# Blue heeler/ Beagle/ Pitbull



## Skyla84 (Apr 10, 2014)

I know for a fact he is part blue heeler and beagle and pitbull as his mom is beagle and blue heeler and dad is pitbull. My question is can you tell he has pitbull in him?.


----------



## TheHiddenAngel (Mar 21, 2014)

Aw, he's adorable.
To answer your question though; no, I can't really tell. He might when he's older since he's just a pup now, you never know.


----------



## randallpits (Oct 20, 2013)

Doesn't matter if we can tell. Why would you ask if you already know for sure? He is what he is , and you obviously already know for sure. I agree though . Cute puppy! Give him a wonderful happy life.


----------



## Skyla84 (Apr 10, 2014)

randallpits said:


> Doesn't matter if we can tell. Why would you ask if you already know for sure? He is what he is , and you obviously already know for sure. I agree though . Cute puppy! Give him a wonderful happy life.


The reason why I asked is because I have never seen a mix like that and its odd how he is but can't really tell unless you really look at him and why ask why? Funny how a rude response ends with a compliment.


----------



## ThaLadyPit (Oct 12, 2008)

Skyla84 said:


> The reason why I asked is because I have never seen a mix like that and its odd how he is but can't really tell unless you really look at him and why ask why? Funny how a rude response ends with a compliment.

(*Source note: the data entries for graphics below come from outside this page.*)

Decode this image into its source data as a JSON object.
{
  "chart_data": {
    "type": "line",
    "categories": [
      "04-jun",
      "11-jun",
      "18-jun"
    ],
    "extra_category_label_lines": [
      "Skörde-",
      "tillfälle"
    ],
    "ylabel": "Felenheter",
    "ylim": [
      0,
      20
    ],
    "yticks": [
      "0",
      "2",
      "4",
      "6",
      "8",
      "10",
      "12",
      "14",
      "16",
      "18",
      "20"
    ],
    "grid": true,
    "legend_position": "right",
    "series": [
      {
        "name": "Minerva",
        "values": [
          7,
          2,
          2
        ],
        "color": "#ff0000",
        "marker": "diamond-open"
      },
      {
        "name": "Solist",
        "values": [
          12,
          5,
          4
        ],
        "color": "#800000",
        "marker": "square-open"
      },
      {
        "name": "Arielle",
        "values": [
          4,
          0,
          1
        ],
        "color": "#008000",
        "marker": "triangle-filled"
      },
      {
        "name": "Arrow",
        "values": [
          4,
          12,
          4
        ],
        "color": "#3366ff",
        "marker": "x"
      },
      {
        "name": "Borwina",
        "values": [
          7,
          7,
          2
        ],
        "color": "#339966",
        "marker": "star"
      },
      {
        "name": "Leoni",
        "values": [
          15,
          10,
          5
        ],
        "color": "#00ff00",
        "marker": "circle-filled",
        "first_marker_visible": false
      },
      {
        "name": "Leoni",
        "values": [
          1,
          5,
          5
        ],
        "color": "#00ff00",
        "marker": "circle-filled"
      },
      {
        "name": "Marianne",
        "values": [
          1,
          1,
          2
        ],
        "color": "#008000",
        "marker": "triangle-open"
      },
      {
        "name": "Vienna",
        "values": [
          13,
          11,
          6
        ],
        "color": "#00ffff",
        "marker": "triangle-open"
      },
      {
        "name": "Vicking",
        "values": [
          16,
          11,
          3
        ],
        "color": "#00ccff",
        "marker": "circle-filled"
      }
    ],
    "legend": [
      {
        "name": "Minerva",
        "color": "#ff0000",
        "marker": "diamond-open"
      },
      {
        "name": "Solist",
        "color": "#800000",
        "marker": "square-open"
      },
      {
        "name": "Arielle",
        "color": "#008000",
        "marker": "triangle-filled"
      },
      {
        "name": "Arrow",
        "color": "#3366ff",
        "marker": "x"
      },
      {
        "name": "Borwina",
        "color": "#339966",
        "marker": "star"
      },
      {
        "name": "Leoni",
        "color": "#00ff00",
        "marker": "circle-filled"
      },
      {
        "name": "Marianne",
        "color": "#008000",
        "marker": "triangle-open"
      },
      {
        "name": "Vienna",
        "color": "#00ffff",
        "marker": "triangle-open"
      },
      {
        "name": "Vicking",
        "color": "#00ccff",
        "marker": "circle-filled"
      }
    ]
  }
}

Trust me, Randall wasn't being rude. I know you didn't ask this, but in my opinion, it would be in your best interest to not even regard or acknowledge the "pit" in your adorable little mixed puppy. Simply omit that part when someone asks what he is for reasons of Breed Specific or Breed Discriminatory law, to protect you and him. He is definitely a cute little thing though.


----------